En el libro L’autobiografia segreta, de Francesco Castelli, historiador, postulador de la causa de beatificación de Karol Wojtyla y profesor de Historia de la Iglesia moderna y contemporánea en el ISSR “R. Guardini” de Taranto, cuenta que el cardenal Andrzej Maria Deskur, en una entrevista, se refirió a un encuentro en San Giovanni Rotondo, en abril de 1948, entre el entonces sacerdote Karol Wojtyla y el fraile estigmatizado. Fue entonces cuando el fraile le comunicó la existencia de la “llaga más dolorosa”.
Una revelación
Fray Modestino afirmó haber tenido una revelación del propio Padre Pío después de su muerte. “Una noche, antes de dormir, le hice una petición en la oración: ‘Querido Padre, si realmente tenías esa llaga, dame una señal’. Me dormí. Pero, exactamente a la una y cinco minutos de esa noche, mientras dormía tranquilamente, un dolor agudo y repentino en el hombro me hizo despertar. Era como si alguien, con un cuchillo, me hubiera descarnado el hueso de la clavícula. Si ese dolor hubiese durado unos minutos más, creo que habría muerto.
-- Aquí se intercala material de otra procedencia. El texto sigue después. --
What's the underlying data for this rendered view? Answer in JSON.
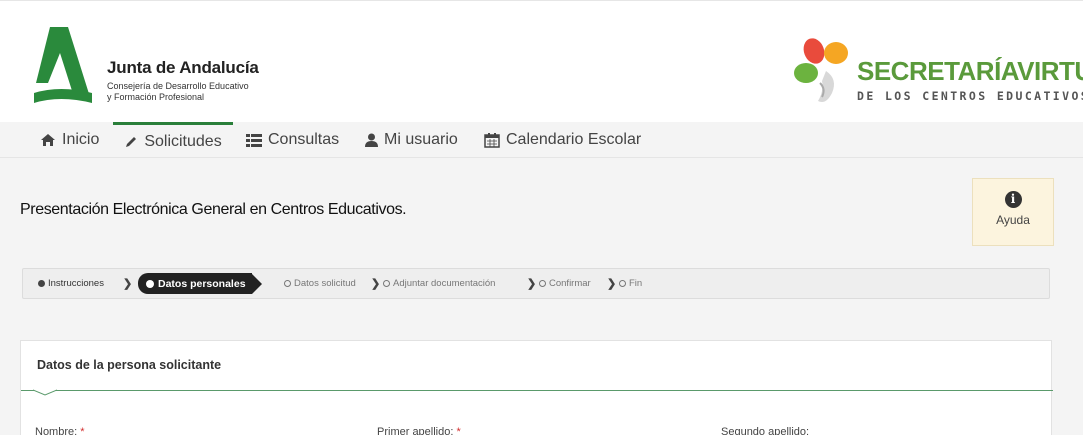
{
  "header": {
    "org_title": "Junta de Andalucía",
    "org_sub_line1": "Consejería de Desarrollo Educativo",
    "org_sub_line2": "y Formación Profesional",
    "brand_word1": "SECRETARÍA",
    "brand_word2": "VIRTUAL",
    "brand_sub": "DE LOS CENTROS EDUCATIVOS"
  },
  "nav": {
    "items": [
      {
        "label": "Inicio",
        "icon": "home-icon"
      },
      {
        "label": "Solicitudes",
        "icon": "pencil-icon",
        "active": true
      },
      {
        "label": "Consultas",
        "icon": "list-icon"
      },
      {
        "label": "Mi usuario",
        "icon": "user-icon"
      },
      {
        "label": "Calendario Escolar",
        "icon": "calendar-icon"
      }
    ]
  },
  "page": {
    "title": "Presentación Electrónica General en Centros Educativos."
  },
  "help": {
    "label": "Ayuda",
    "icon": "info-icon"
  },
  "steps": {
    "items": [
      {
        "label": "Instrucciones",
        "state": "done"
      },
      {
        "label": "Datos personales",
        "state": "active"
      },
      {
        "label": "Datos solicitud",
        "state": "pending"
      },
      {
        "label": "Adjuntar documentación",
        "state": "pending"
      },
      {
        "label": "Confirmar",
        "state": "pending"
      },
      {
        "label": "Fin",
        "state": "pending"
      }
    ]
  },
  "form": {
    "section_title": "Datos de la persona solicitante",
    "fields": [
      {
        "label": "Nombre:",
        "required": "*"
      },
      {
        "label": "Primer apellido:",
        "required": "*"
      },
      {
        "label": "Segundo apellido:",
        "required": ""
      }
    ]
  },
  "colors": {
    "brand_green": "#2a7f3a",
    "sv_green": "#5a9a3b",
    "help_bg": "#fcf4de",
    "required_red": "#d32f2f"
  }
}
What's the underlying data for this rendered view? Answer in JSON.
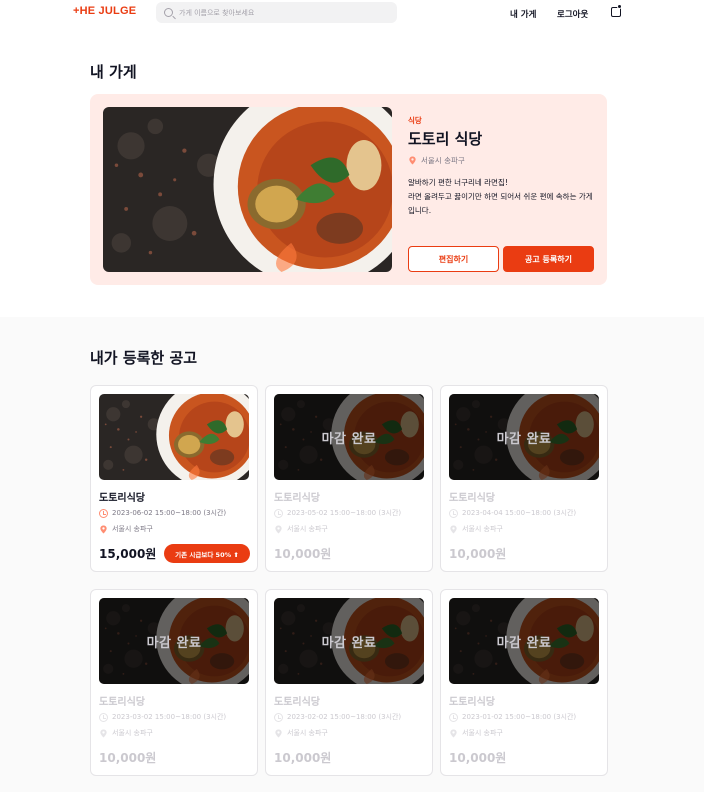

Al mismo tiempo, oí una voz que me decía: ‘¡Así he sufrido yo!’. Un intenso perfume me envolvió y llenó toda mi celda. Sentí el corazón desbordante de amor a Dios. Sentí una extraña sensación: ser privado de ese sufrimiento insoportable me era aún más penoso. El cuerpo quería rechazarla pero el alma, inexplicablemente, la deseaba. Era dolorosísima y dulce a la vez. ¡Por fin lo había comprendido!”.